Opéra national du Rhin in Strasbourg 2024-25 Review: La Traviata
By Rey Andreas(Photo credit: Klara Beck)
After its premiere in Dijon, in collaboration with the Orchestre National du Rhin, Verdi’s “La Traviata” arrives in Strasbourg. If the Burgundian production was disappointing, in terms of staging, performers and conducting, the Alsatian revival is far more successful.
Admittedly, many of the elements of German director Amélie Niermeyer‘s Dijon production remain, such as the parties in the building under construction in the eighties, the partygoers in gold stilettos and rhinestones, ending up bloodless in the final acts, and even the poor bugger with the canine mask and demeanor, but the Strasbourg production has blended them into a less crude staging. The parallel between the AIDS years and the syphilis years is a cliché that it would have been wiser to use other than the oft-repeated moralistic perspective of the punishment of debauchery by these diseases. After all, they didn’t only strike in these festive circles. And the beginning of Act two, during which Alfredo and Violetta drink cocktails on deckchairs, also raises questions, as this behavior does not seem to be that of people willing to disregard their former way of life. Nonetheless, Strasbourg’s turnaround is essentially due to the acting, which is more natural than in Dijon.

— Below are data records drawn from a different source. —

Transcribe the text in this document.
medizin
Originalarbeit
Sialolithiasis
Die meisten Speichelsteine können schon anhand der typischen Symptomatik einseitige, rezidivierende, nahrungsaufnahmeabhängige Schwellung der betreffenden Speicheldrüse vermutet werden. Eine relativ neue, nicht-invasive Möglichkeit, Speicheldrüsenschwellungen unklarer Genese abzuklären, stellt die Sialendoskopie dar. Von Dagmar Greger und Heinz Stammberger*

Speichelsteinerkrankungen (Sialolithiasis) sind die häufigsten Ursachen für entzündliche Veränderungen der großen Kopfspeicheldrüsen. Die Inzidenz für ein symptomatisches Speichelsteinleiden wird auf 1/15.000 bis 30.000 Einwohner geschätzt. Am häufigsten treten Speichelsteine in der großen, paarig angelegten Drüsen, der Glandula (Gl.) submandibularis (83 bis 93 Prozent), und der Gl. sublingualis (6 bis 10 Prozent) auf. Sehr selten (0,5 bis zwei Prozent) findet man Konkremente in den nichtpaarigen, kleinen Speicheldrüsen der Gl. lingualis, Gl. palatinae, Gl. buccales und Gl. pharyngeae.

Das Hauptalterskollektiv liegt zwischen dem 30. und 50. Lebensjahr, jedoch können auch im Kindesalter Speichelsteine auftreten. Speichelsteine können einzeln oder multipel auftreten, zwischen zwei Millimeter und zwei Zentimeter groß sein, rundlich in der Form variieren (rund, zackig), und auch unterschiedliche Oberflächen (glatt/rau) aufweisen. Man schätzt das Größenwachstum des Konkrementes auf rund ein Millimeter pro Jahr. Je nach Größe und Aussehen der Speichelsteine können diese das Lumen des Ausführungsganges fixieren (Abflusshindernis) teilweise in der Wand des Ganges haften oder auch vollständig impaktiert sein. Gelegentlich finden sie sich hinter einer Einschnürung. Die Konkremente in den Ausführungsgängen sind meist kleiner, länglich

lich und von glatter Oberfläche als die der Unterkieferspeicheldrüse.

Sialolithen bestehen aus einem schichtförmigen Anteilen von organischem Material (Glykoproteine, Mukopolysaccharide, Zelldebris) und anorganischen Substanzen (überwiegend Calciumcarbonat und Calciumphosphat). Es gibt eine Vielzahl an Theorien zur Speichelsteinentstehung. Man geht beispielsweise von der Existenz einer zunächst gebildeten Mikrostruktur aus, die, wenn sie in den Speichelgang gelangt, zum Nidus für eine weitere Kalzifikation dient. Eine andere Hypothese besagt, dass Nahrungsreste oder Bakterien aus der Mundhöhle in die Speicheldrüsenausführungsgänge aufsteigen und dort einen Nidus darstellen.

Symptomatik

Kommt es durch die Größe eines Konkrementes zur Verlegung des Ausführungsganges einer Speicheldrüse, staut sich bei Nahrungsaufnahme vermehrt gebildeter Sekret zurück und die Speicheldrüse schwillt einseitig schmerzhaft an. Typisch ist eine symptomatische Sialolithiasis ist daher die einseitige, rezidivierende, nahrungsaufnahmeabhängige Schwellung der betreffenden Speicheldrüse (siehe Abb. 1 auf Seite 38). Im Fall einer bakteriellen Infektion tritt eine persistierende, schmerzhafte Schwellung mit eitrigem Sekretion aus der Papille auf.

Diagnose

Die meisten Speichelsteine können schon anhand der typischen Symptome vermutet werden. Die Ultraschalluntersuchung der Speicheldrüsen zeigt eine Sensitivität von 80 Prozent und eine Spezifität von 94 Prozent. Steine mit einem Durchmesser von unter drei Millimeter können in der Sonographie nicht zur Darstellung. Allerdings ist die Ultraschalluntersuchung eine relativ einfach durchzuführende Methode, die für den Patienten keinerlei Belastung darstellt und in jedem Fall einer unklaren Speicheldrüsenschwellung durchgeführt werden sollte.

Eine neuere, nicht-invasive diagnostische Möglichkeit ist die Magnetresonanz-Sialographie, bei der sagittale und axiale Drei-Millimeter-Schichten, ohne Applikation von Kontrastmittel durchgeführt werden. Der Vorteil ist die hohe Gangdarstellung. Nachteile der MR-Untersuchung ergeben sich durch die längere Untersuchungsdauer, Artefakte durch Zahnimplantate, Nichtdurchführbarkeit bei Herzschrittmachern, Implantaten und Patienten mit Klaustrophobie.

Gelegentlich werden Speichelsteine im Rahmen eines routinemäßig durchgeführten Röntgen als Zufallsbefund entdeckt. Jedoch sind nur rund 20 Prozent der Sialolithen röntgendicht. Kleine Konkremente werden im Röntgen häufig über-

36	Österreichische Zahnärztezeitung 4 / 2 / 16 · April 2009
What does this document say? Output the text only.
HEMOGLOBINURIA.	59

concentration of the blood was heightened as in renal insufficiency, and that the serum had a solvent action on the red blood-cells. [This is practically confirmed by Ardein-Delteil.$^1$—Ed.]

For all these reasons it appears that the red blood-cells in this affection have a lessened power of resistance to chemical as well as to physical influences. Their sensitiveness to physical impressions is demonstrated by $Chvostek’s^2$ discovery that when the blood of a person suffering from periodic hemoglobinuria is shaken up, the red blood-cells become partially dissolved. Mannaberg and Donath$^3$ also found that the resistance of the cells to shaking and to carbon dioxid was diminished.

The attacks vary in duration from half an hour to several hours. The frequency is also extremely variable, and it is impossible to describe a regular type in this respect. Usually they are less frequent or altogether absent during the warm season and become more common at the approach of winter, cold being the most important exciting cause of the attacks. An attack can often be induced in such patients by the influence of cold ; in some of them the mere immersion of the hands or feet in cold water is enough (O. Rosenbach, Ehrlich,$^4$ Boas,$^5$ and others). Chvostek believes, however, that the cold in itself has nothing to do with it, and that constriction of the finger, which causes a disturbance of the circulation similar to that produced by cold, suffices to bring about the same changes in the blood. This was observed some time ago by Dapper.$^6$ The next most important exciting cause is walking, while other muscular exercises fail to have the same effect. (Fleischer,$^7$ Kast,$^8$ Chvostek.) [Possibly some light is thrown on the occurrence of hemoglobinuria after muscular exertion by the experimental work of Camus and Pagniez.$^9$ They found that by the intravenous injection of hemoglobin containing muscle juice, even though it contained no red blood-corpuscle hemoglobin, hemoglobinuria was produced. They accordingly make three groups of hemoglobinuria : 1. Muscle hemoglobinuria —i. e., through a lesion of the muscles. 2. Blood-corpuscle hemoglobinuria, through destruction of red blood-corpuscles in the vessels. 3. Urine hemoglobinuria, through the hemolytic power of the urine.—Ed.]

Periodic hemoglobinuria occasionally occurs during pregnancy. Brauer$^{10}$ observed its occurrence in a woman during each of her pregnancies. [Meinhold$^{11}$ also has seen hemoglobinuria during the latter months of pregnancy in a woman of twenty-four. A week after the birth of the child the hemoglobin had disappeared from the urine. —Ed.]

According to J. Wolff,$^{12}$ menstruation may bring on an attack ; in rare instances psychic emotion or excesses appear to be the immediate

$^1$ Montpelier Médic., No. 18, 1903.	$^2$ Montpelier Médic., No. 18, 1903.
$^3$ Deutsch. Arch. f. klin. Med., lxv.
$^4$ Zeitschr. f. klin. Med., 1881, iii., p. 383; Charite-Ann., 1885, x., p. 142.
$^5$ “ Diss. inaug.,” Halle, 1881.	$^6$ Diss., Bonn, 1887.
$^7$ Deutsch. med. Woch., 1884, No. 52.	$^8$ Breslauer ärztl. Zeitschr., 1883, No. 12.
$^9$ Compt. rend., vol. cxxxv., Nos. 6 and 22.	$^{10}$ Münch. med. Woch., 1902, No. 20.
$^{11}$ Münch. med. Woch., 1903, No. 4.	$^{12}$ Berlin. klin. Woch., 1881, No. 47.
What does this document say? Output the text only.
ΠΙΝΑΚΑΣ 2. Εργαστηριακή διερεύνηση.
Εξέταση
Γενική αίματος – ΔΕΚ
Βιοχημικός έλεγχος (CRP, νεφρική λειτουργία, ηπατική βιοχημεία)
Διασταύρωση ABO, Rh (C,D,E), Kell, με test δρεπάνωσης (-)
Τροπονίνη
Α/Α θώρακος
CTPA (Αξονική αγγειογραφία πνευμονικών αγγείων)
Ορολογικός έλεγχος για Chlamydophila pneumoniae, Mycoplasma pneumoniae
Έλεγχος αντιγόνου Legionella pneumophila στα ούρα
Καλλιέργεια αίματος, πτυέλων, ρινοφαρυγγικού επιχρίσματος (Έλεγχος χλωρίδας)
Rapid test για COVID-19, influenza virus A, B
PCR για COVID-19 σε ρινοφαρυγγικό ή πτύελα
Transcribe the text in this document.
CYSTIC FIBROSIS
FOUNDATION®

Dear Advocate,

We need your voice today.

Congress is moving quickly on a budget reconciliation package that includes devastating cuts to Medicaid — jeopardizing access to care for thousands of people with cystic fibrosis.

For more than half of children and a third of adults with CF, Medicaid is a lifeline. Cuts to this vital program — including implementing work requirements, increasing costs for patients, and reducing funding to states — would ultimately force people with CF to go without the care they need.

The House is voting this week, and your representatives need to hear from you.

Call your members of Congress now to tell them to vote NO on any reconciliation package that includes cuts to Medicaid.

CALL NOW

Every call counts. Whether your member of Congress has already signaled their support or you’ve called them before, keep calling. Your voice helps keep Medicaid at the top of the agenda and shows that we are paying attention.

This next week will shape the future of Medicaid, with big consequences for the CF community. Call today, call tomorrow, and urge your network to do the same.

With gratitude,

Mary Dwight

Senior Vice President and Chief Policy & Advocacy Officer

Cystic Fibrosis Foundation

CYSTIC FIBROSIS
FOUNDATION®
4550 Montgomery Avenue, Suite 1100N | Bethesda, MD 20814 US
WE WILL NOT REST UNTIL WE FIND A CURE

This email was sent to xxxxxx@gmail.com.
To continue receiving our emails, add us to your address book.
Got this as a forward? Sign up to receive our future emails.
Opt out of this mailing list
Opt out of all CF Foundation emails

First of all, I must salute the Russian soprano Julia Muzychenko, who finally plays a woman whose illness progressively handicaps her movement in the last act. I would have liked Nadine Sierra at the Bastille earlier this year, or her colleague Melody Louledjian in Dijon a short while ago, to have done the same. And Italian baritone Vito Priante as Giorgio Germont, in his encounter with Violetta, is not just a patriarch lecturing his son’s mistress but, like Ludovic Tezier at the Bastille, a man explaining the consequences of his present concubinage. Unfortunately, Samoan tenor Amitai Pati‘s Alfredo remains rather uncertain in his character’s progression. He only comes into his own in the final act, including vocally.
But, above all, musically the production of this “Traviata” has improved. Like Brazilian-Israeli conductor Debora Waldman in Dijon, Austrian conductor Christoph Koncz in Strasbourg maintains a highly Mozartean approach to the score, relying essentially on the violins, but unlike his colleague. The work on the winds, particularly the brass, as Simone Young is currently demonstrating in “Don Carlos” at the Opéra Bastille, is always very delicate in Verdi, and can easily become fanfare noise. Hers is still clumsy, but her conduct remains elegant and racy, with Delacroix-like colors of great interest.
And here, too, I must salute Muzychenko. Admittedly, her voice remains a little too acidic during the first part of the first act, contrasting with that of her Samoan colleague, who is too basic to use the metaphor of chemistry. Hers opens up, like a young wine that needs to be shaken in a decanter to release all its aromas, in her first solo, becoming less aggressive, more legato and rounder. Her “Traviata” aria in the last act, “Oh, come son mutata!” becomes more touching, and her encounter with Giorgio Germont more authentic.
The evening’s other pleasant surprise is Priante’s Giorgio Germont, whose tone is certainly firm, but never imperious with Violetta, and harsh when reprimanding her son.
I would have liked Pati’s voice as Alfredo Germont to have been revealed much earlier than in the last act, to have been more audible opposite Violetta in the first, firmer in the group scenes and more assertive on his own. His great aria “Lunge da lei per me non v’ha diletto!” at the start of Act two seems almost indifferent, alas, and his rage during the second party anecdotal. He only really becomes interesting during Violeta’s death in the third act, his voice finally firm enough to stand up to those of Violetta and bass-baritone Michal Karski as Doctor Grevil, whose deep, almost cavernous bass holds our attention.
I’d have also liked to see that, apart from the Annina of Uruguayan soprano Ana Escudero, whose frank, clear timbre catches the ear, the other secondary roles, such as the Baron Douphol of French baritone Pierre Gennaï or the Flora Bervoix of Franco-British soprano Bernadette Johns, lack color.
However, throughout the opera, the chorus seem to be enjoying themselves, remaining united and comprehensible despite all their stage acting.
The main performers, as well as the conductor and orchestra, rise above their verve to deliver a lively opera. The production was saved.